PROFESSOR of Finance and Capital Market at the Nassarawa State University, Uche Uwaleke, said the rise in prices was expected, but that it would trend down by December.
“The uptick in inflation rate in August was expected and will likely continue till the harvest season sets in,” Uwaleke said. “This is particularly so, given the fact that the inflationary pressure is coming more from the food component which increased by as much as 16 per cent.
“ It is not difficult to see where the pressure is coming from. The economy is still reeling from the negative impact of COVID’19 on the food supply chain. This situation is compounded by the border closure, increase in VAT, electricity tariff, stamp duties and upward exchange rate adjustments by the CBN to ease pressure on the market.”

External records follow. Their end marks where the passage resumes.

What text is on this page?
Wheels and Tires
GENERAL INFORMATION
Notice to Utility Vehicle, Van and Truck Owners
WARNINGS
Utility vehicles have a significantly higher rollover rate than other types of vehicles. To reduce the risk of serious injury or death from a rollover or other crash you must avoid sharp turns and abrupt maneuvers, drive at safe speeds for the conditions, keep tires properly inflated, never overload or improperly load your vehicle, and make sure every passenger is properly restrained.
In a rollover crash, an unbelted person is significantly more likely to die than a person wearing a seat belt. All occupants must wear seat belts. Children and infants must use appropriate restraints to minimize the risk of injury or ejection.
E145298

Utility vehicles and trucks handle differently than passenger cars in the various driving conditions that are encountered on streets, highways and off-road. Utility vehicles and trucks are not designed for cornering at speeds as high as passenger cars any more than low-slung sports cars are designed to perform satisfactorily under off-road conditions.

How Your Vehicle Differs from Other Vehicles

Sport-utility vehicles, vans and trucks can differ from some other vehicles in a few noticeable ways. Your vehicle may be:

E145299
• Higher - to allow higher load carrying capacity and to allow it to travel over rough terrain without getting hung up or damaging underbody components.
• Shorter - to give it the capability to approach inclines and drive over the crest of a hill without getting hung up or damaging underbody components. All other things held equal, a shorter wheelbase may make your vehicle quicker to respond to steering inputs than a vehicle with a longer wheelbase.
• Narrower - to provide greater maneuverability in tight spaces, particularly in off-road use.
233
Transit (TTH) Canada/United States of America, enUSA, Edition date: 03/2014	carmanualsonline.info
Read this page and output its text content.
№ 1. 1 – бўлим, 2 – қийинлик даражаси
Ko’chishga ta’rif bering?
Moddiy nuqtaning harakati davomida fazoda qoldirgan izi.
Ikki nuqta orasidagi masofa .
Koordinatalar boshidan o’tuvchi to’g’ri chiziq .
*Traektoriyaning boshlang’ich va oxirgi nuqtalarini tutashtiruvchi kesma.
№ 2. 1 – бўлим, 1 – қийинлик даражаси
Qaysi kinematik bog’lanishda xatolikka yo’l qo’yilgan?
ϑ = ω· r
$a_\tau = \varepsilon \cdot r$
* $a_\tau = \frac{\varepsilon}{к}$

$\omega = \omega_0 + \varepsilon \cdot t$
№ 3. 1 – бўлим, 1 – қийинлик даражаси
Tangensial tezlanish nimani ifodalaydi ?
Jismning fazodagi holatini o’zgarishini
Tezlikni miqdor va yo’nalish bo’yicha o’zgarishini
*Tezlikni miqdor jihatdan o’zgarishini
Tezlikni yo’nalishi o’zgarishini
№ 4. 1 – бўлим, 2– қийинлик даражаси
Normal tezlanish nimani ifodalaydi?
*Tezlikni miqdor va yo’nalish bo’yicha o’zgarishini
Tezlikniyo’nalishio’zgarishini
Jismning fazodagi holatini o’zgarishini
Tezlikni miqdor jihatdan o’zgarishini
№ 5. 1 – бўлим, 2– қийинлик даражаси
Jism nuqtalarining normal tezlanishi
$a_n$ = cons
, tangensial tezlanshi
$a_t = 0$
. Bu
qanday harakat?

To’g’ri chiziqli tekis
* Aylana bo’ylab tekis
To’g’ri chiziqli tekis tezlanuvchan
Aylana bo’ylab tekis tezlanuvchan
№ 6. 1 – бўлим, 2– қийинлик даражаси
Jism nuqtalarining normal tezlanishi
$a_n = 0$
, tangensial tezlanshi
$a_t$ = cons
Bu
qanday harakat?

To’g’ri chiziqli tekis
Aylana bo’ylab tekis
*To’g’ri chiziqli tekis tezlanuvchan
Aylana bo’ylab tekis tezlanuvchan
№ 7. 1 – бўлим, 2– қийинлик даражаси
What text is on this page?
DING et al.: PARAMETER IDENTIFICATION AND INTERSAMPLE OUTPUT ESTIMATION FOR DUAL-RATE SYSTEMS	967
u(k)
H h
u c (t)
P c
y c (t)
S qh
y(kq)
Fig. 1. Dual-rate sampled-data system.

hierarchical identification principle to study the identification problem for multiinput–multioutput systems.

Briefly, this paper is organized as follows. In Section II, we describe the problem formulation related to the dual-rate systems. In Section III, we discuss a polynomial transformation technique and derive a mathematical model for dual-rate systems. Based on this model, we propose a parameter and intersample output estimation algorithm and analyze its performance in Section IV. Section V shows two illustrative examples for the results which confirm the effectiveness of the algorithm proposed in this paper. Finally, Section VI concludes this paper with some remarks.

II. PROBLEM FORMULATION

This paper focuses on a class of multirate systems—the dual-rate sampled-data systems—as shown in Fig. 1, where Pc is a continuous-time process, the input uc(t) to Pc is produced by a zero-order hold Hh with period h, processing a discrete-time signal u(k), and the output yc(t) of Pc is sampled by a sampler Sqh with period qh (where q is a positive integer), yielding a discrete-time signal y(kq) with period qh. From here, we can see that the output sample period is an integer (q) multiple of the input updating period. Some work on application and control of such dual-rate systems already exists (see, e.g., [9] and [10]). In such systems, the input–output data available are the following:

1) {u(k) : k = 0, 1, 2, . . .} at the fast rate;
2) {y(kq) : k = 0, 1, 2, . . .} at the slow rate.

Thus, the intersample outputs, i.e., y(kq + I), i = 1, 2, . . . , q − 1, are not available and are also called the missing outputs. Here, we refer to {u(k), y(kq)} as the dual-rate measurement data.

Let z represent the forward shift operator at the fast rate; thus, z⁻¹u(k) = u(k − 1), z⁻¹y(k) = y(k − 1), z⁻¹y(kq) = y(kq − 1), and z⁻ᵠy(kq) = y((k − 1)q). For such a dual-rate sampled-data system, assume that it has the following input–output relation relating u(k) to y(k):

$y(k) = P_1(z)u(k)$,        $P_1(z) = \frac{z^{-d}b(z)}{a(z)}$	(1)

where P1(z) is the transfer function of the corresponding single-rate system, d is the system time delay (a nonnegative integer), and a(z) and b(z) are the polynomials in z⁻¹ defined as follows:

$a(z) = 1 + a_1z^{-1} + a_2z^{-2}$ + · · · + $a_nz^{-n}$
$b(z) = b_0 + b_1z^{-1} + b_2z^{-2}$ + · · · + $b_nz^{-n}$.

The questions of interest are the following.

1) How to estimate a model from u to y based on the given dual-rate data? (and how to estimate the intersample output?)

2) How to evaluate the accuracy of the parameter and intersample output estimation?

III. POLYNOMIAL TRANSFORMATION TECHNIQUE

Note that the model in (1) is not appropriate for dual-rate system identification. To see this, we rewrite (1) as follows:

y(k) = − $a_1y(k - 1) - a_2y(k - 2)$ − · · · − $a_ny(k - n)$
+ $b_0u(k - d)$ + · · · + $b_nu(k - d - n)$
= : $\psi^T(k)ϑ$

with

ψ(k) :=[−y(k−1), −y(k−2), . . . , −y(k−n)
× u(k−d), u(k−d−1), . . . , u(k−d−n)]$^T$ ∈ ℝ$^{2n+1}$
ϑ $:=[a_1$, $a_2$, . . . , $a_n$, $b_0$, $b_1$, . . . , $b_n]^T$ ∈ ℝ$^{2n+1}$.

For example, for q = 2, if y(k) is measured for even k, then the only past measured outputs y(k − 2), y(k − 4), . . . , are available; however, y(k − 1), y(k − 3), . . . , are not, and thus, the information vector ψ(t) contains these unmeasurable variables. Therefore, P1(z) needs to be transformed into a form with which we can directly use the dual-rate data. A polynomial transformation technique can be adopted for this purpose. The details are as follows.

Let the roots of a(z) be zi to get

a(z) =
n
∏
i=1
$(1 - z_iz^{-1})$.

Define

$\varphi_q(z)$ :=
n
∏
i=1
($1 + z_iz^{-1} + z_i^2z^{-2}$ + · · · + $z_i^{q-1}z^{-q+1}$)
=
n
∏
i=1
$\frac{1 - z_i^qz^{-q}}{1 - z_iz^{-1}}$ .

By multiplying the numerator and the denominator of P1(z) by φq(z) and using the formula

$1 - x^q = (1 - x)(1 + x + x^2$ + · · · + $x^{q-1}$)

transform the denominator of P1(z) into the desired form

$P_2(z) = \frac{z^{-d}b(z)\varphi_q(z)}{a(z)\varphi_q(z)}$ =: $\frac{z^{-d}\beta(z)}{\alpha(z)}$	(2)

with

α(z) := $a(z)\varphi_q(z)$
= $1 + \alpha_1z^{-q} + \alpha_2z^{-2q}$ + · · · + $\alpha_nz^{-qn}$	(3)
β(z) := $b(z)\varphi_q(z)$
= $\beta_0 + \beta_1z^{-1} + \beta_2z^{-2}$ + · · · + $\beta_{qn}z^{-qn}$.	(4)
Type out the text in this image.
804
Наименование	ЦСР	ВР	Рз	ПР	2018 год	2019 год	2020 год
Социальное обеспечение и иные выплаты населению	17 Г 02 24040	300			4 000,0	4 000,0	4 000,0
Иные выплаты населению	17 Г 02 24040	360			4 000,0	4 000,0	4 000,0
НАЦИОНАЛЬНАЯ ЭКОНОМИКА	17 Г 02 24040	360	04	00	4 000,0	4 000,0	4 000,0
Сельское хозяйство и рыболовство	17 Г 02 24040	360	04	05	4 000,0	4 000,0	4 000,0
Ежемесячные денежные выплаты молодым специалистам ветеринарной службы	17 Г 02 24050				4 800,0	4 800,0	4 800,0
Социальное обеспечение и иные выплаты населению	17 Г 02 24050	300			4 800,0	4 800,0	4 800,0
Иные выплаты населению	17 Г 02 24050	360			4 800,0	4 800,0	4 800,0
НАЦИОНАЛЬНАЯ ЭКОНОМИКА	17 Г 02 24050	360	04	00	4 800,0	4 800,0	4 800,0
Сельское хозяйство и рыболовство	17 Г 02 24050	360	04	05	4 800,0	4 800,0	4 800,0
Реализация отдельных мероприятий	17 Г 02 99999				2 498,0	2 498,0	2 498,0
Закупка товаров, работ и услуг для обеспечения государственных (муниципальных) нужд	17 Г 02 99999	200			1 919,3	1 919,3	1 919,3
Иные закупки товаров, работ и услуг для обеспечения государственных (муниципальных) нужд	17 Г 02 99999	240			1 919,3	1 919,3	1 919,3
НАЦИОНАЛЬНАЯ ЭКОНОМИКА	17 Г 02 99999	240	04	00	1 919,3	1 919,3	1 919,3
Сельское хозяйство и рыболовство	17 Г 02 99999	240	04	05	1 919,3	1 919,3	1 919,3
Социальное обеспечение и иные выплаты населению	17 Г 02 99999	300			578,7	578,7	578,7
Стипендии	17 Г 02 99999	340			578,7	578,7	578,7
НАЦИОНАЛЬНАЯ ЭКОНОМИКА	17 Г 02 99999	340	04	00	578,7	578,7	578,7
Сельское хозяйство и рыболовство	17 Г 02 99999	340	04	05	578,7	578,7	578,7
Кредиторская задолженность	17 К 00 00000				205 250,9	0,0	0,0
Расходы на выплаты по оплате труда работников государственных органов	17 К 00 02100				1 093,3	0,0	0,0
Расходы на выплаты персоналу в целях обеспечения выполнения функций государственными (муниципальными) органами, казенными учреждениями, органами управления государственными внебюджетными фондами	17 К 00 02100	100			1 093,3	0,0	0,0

The University teacher also observed that the recent increase in pump price of fuel presented downside risks to inflation, as well as insecurity.
“There is also the insecurity challenge affecting the food belts of the country, and this partly explains the high rate of food inflation, at over 20 per cent, in states like Kogi. I expect the inflation rate to moderate towards the end of Q4 2020 in the wake of the harvest season as well as a likely increase in external reserves following gradual recovery in crude oil price, which helps stabilise exchange rate.
“I also think the COVID’19 interventions by government and the CBN, especially in the Agric value chain will begin to manifest in Q4 2020.The way forward to rein in inflation is for government to tackle insecurity so that farmers can return to their farms and put in place deliberate policy to promote large-scale mechanised Agriculture. This will involve scaling up interventions in Agriculture, including recapitalizing of Development Finance institutions like the Bank of Agriculture,” Prof. Uwaleke advised.